Magnus Norstad

Described as “one of the great mysteries in Minnesota painting”, Magnus Norstad is known primarily for one painting, City on a Hill, a snowscene that won the Silver Medal Award in 1917 for the Third Annual Exhibition of Northwestern Artists at the St. Paul Institute. The work is now in the Minnesota Historical Society.

Norstad was born in Bedo, Norway. He later said that as a child he was so interested in painting that he made brushes from his own hair. In 1900, when he was age fifteen, he and his family emigrated to the United States, settling first in Seattle. In 1905, he went to New York City to study at the National Academy of Design, where he won the Charles Loring Elliot Silver Medal for drawing from the antique. Because of the similarity in style and subject matter, it is thought that one of his teachers and influences was Emil Carlsen (1853-1932), a Danish immigrant and Academy teacher when Norstad was a student.

By 1911, Norstad was listed in the City Directory in St. Paul, Minnesota, and was working for Pioneer Company as an illustrator. Then from 1916 to 1918, he did free-lance work. He was married to Lillian Rosland, a Swedish-American girl from Red Wing, Minnesota who had been an art student in St. Paul. In 1914, the couple painted in Glacier National Park, with Norstad doing promotional paintings for Louis W. Hill, owner of the Great Northern Railroad.

Norstad was active in the Twin Cities art world. In 1913, he was elected to the Attic Club of Minneapolis, an entry that led leaders of that organization to abandon their requirement that members live only in that city. He exhibited paintings in the first four annual exhibitions of Works by Northwestern Artists at the St. Paul Institute, 1915-1918, and at the State Art Society in 1913-1914 and 1916-1917.

On November 4, 1917, Norstad wrote a letter to Louis W. Hill saying that if he had “only $2000 he would perpetuate the city of St. Paul with canvas and paint and make a showing down East. . . Well Mr. Hill, I’m sure going to get there and make good sooner or later.”
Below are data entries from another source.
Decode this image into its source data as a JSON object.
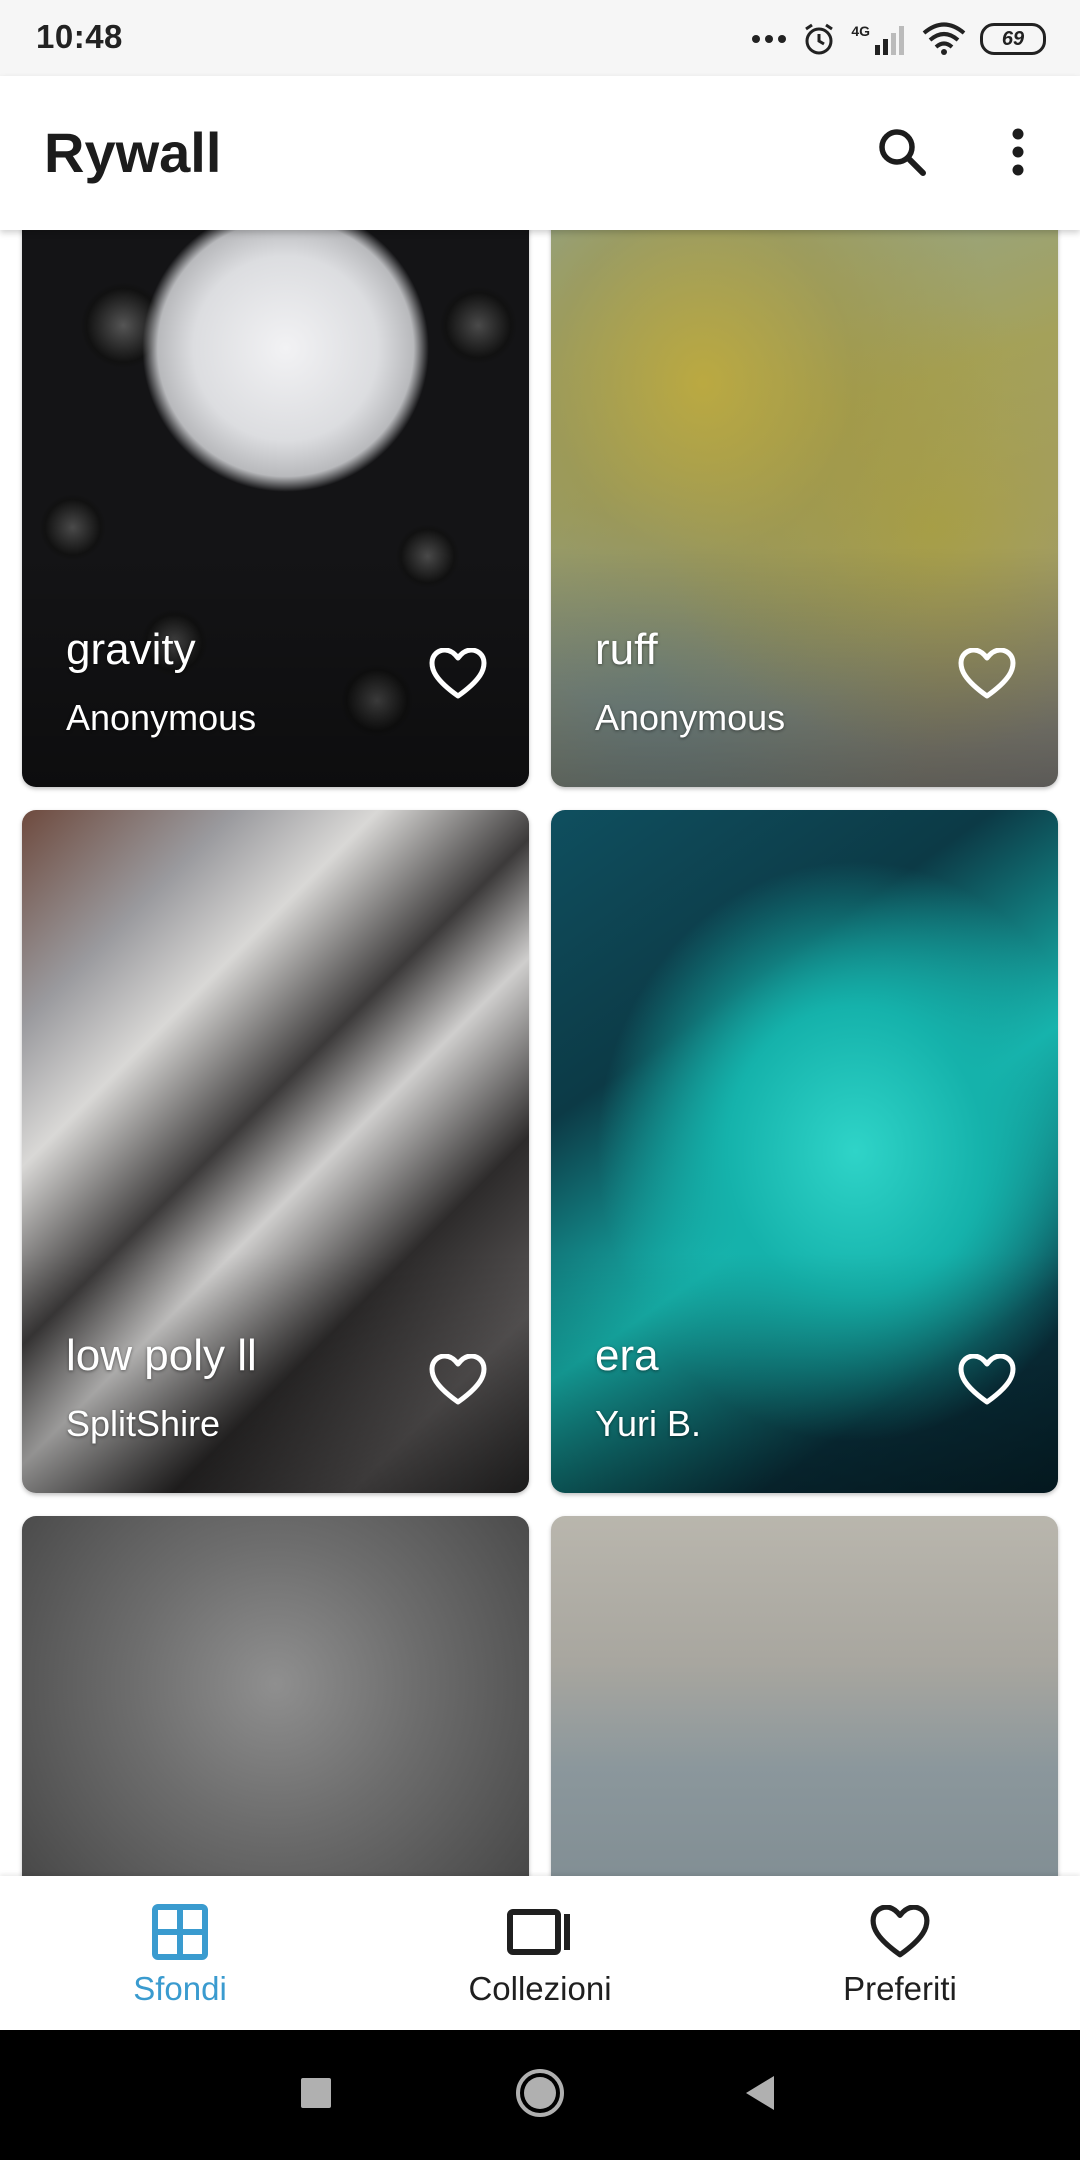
{
  "status_bar": {
    "time": "10:48",
    "network": "4G",
    "battery": "69",
    "icons": [
      "more-dots-icon",
      "alarm-icon",
      "signal-icon",
      "wifi-icon",
      "battery-icon"
    ]
  },
  "app_bar": {
    "title": "Rywall",
    "actions": [
      "search-icon",
      "more-vert-icon"
    ]
  },
  "wallpapers": [
    {
      "title": "gravity",
      "author": "Anonymous",
      "favorite_icon": "heart-outline-icon"
    },
    {
      "title": "ruff",
      "author": "Anonymous",
      "favorite_icon": "heart-outline-icon"
    },
    {
      "title": "low poly ll",
      "author": "SplitShire",
      "favorite_icon": "heart-outline-icon"
    },
    {
      "title": "era",
      "author": "Yuri B.",
      "favorite_icon": "heart-outline-icon"
    },
    {
      "title": "",
      "author": ""
    },
    {
      "title": "",
      "author": ""
    }
  ],
  "bottom_nav": {
    "items": [
      {
        "label": "Sfondi",
        "icon": "grid-icon",
        "active": true
      },
      {
        "label": "Collezioni",
        "icon": "collections-icon",
        "active": false
      },
      {
        "label": "Preferiti",
        "icon": "heart-icon",
        "active": false
      }
    ]
  },
  "system_nav": [
    "recents-square-icon",
    "home-circle-icon",
    "back-triangle-icon"
  ],
  "colors": {
    "accent": "#3a9bcf",
    "text": "#1f1f1f",
    "status_bar_bg": "#f6f6f6",
    "system_nav_bg": "#000000"
  }
}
Apparently Hill did not respond to the hint for money. In 1919, Magnus Norstad moved to New York and settled in Valhalla, where he designed and built his own home with a stone exterior. Commuting by train to New York City, he worked as a freelance commercial artist. Poster designing was one of his specialties, and he also did magazine illustrations for Redbook. In the summer of 1921, he studied for two months at the Art Students League. During this time, he did very little easel painting, but he he exhibited paintings with the Society of Scandinavian Artists at the Brooklyn Museum in February 1926, and the previous year entered two paintings in the Norse-American Centennial Exhibition in St. Paul.

Shortly after World War II, Norstad moved to southern California. Either unwilling or unable to move or find storage for his art work, he burned many of his canvases. His family has located only about twelve paintings by him.

In California, he devoted much more time to building houses than to fine-art painting. Norstad died in Oak Glen in 1962. Of him it was said: “Easel painting had been Norstad’s love and commercial art his living.”

Sources include:
Marion John Nelson, Painting by Minnesotans of Norwegian Background
1870-1970, Norwegian-American Historical Association.
Submitted November 2005 by Karen Norstad Vickers, grand daughter of the artist.